The loss of a TANS Boeing 737 yesterday was the fifth major airliner accident in 21 days and takes the death toll to at least 338. That is a pretty awful record and the cost in human misery scarcely bears contemplation. So just what is going on?
I wish I knew. What we've seen is a mixture of some very odd things and some depressingly familiar things.
On the familiar side we have the two Latin American losses: we don't know the root causes, but it remains true that the combination in that part of the world of wild terrain, often challenging weather, earlier generation aircraft, and thinner infrastructure are unforgiving when anything goes wrong.

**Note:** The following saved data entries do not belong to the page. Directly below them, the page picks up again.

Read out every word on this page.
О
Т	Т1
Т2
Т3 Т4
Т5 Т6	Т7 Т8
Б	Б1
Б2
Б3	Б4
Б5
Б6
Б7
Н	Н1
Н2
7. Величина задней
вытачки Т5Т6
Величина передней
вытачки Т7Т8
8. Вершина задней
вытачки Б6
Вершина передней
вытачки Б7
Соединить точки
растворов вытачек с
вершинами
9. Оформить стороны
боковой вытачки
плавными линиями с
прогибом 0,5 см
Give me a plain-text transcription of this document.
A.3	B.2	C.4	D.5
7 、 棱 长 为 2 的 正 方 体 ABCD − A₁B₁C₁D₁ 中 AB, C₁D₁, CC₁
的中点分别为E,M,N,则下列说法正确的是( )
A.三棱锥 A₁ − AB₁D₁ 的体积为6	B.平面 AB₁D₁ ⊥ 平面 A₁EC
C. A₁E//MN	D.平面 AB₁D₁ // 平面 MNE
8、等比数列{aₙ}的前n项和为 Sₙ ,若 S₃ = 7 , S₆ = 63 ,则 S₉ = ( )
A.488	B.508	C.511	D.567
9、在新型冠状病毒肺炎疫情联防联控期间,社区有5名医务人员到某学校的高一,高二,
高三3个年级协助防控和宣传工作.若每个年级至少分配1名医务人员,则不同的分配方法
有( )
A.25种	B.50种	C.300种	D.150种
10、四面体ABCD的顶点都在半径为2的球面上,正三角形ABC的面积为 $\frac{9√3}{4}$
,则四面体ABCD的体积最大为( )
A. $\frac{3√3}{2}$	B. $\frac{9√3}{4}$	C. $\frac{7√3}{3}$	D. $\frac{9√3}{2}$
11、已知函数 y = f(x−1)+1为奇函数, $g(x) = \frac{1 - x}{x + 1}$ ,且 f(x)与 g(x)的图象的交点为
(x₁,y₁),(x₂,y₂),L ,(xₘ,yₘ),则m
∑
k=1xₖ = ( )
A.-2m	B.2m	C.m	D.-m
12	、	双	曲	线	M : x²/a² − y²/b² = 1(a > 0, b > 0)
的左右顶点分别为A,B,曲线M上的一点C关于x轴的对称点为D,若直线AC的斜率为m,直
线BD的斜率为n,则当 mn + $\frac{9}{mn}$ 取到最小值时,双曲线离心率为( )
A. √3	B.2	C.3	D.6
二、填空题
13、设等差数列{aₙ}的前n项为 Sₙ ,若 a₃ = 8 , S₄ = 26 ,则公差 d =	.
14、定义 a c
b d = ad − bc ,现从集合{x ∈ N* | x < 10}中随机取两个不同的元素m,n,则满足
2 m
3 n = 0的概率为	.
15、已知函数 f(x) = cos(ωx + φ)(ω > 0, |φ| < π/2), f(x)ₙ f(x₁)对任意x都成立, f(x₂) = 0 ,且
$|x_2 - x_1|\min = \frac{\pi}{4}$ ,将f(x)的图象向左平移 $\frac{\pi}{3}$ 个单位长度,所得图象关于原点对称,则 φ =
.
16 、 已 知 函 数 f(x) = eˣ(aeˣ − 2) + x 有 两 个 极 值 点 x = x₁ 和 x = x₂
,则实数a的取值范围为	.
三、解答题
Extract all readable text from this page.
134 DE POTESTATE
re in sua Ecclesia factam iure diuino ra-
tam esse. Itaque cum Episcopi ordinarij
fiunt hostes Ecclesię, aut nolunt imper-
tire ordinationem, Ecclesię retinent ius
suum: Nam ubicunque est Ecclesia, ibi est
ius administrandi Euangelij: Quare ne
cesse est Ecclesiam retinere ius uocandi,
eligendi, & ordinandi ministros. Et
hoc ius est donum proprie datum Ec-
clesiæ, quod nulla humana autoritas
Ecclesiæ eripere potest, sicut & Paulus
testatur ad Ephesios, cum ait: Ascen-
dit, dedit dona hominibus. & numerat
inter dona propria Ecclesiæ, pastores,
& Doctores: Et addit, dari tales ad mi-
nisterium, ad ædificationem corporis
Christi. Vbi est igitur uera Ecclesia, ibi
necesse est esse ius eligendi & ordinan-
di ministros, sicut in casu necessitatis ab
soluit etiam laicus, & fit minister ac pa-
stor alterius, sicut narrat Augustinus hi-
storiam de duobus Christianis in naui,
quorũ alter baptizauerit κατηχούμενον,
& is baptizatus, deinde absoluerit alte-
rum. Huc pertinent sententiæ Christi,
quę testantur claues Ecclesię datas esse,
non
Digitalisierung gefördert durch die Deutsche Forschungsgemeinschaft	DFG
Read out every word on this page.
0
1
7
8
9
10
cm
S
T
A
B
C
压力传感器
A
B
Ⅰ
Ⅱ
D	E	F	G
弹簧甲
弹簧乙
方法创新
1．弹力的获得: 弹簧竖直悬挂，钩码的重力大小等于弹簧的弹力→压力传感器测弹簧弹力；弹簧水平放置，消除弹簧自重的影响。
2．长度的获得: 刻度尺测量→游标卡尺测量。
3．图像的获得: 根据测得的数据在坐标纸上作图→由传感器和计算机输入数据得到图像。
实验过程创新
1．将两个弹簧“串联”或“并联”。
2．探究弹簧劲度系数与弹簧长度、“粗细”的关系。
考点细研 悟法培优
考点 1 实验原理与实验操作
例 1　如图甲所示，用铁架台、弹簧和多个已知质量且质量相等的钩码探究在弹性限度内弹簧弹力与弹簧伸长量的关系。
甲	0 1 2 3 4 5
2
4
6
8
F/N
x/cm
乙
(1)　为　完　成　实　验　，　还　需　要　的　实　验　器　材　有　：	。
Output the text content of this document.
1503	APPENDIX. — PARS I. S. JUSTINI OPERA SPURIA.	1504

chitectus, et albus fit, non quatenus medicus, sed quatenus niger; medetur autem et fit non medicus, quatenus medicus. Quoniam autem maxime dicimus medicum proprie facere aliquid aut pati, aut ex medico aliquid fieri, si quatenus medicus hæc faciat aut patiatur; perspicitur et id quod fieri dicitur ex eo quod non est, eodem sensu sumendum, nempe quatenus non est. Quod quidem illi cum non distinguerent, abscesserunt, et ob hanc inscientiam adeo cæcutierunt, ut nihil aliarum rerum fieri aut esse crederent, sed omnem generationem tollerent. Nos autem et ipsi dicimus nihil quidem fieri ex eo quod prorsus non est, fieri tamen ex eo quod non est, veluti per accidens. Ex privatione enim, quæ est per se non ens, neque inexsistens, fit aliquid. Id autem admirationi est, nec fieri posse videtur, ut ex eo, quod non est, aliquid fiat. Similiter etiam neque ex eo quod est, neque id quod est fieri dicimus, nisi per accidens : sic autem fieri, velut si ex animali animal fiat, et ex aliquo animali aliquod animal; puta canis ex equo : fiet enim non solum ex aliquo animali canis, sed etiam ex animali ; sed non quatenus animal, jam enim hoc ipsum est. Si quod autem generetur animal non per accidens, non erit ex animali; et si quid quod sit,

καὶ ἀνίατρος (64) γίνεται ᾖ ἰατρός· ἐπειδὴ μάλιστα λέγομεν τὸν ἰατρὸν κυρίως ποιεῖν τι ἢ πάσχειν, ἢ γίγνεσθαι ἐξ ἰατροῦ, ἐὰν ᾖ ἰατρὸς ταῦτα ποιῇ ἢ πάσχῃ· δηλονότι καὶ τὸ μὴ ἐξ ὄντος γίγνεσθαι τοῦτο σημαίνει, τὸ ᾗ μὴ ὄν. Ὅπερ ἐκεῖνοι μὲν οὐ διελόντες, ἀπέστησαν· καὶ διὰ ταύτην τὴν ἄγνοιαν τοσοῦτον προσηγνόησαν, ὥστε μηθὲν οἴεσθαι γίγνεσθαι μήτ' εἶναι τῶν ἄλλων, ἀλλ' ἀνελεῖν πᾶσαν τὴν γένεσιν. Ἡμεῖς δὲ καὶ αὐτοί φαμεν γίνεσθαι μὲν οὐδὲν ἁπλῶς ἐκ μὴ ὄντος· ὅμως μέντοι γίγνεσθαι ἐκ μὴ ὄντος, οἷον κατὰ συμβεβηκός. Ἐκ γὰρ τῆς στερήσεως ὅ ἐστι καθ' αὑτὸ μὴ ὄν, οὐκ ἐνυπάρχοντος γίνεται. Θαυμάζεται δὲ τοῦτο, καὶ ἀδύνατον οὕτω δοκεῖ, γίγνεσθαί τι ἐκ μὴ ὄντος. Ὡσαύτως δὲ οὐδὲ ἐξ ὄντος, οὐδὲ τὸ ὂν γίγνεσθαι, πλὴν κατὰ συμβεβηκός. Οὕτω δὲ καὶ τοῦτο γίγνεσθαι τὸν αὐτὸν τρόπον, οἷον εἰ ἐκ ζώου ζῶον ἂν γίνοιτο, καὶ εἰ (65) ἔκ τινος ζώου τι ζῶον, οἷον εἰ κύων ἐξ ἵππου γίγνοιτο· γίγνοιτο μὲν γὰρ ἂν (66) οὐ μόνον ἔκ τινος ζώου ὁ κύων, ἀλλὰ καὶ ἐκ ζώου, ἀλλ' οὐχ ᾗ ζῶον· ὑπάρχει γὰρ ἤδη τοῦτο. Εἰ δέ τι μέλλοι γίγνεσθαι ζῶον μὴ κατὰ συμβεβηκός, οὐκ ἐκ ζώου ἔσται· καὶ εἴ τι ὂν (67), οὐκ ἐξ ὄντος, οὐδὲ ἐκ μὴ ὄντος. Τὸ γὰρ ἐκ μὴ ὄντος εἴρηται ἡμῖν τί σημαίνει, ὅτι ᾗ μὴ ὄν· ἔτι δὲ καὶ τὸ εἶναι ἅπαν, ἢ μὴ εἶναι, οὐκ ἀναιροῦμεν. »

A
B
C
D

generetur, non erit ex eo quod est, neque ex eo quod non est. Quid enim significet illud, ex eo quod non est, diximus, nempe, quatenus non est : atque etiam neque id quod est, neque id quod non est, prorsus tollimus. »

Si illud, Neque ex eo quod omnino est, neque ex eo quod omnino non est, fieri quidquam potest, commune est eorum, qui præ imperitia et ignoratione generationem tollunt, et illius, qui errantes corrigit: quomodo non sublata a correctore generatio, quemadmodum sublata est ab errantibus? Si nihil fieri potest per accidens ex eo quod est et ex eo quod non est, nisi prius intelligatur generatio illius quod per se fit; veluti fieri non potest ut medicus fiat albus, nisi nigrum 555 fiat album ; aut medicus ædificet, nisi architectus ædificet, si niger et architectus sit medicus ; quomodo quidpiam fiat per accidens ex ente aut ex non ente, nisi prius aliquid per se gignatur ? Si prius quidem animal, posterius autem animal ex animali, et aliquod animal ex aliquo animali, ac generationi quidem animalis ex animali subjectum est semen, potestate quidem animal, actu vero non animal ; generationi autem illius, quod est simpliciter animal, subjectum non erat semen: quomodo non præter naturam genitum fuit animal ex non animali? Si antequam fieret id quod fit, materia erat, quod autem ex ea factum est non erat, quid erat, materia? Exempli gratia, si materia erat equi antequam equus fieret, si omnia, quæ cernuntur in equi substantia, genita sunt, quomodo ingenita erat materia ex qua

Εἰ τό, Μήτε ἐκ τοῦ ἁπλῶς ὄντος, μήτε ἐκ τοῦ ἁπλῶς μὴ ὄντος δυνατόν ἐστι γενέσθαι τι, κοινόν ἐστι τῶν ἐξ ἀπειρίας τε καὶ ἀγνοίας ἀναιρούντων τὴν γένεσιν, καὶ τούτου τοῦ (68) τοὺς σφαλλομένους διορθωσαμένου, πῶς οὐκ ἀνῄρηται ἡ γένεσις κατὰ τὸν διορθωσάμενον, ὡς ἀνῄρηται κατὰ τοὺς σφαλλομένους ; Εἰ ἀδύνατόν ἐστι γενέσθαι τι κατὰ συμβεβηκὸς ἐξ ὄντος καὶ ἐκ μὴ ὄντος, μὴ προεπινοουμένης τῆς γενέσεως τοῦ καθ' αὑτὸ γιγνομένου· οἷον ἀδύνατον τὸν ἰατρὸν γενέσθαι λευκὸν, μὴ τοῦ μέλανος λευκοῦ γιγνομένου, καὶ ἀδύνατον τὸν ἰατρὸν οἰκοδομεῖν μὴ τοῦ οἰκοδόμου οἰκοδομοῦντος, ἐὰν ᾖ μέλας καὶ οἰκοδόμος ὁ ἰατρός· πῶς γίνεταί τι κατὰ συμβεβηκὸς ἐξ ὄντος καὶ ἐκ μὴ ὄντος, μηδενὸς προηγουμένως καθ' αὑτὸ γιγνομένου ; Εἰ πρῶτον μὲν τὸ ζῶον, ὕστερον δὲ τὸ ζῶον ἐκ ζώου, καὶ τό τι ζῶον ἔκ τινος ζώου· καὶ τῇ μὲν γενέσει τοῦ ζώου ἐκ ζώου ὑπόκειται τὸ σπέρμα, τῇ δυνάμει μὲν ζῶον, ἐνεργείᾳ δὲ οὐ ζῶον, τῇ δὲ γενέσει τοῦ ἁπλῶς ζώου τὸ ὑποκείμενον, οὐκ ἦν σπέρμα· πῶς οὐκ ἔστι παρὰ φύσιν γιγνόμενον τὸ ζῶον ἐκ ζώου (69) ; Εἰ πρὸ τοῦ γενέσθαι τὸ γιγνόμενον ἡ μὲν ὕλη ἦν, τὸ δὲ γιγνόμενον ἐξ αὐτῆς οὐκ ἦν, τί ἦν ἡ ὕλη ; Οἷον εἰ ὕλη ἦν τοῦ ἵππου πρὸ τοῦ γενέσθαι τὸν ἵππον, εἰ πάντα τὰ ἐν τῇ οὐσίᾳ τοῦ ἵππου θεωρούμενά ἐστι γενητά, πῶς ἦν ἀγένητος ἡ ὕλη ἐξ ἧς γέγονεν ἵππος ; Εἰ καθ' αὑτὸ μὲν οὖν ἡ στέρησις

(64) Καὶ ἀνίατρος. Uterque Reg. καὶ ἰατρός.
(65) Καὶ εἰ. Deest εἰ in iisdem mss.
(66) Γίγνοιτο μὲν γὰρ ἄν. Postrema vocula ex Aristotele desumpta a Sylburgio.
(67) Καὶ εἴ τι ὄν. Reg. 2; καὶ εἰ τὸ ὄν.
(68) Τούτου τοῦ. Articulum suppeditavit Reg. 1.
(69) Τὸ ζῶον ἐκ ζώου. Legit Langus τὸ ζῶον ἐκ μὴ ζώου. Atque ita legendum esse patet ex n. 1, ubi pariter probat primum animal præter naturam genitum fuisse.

Less familiar are the losses of two well-equipped aircraft with experienced crews in the benign operating conditions of the Mediterranean summer, and both in yet to be explained circumstances.
Stranger still are the losses of two aircraft with double engine failure - rare enough at any time, an extraordinary coincidence within 10 days of each other.
And then there is the A340 loss in Toronto - thankfully non-fatal - involving an aircraft boasting the finest design features that today's industry can offer, operated by one of the world's premir airlines, and being lost at one of the world's most modern airports.
At this stage in the investigations the common factors are not obvious, though they may become so, and it is difficult to see what conclusions can be drawn.
Not for the first time there is a statistical blip in the distribution of accidents - albeit an unusually marked one - but 2005 overall remains a generally safe year. It is now going to be less safe in terms of fatalities than 2004, but on current trends will still be better than almost any other year - depending of course on events in the remaining four months.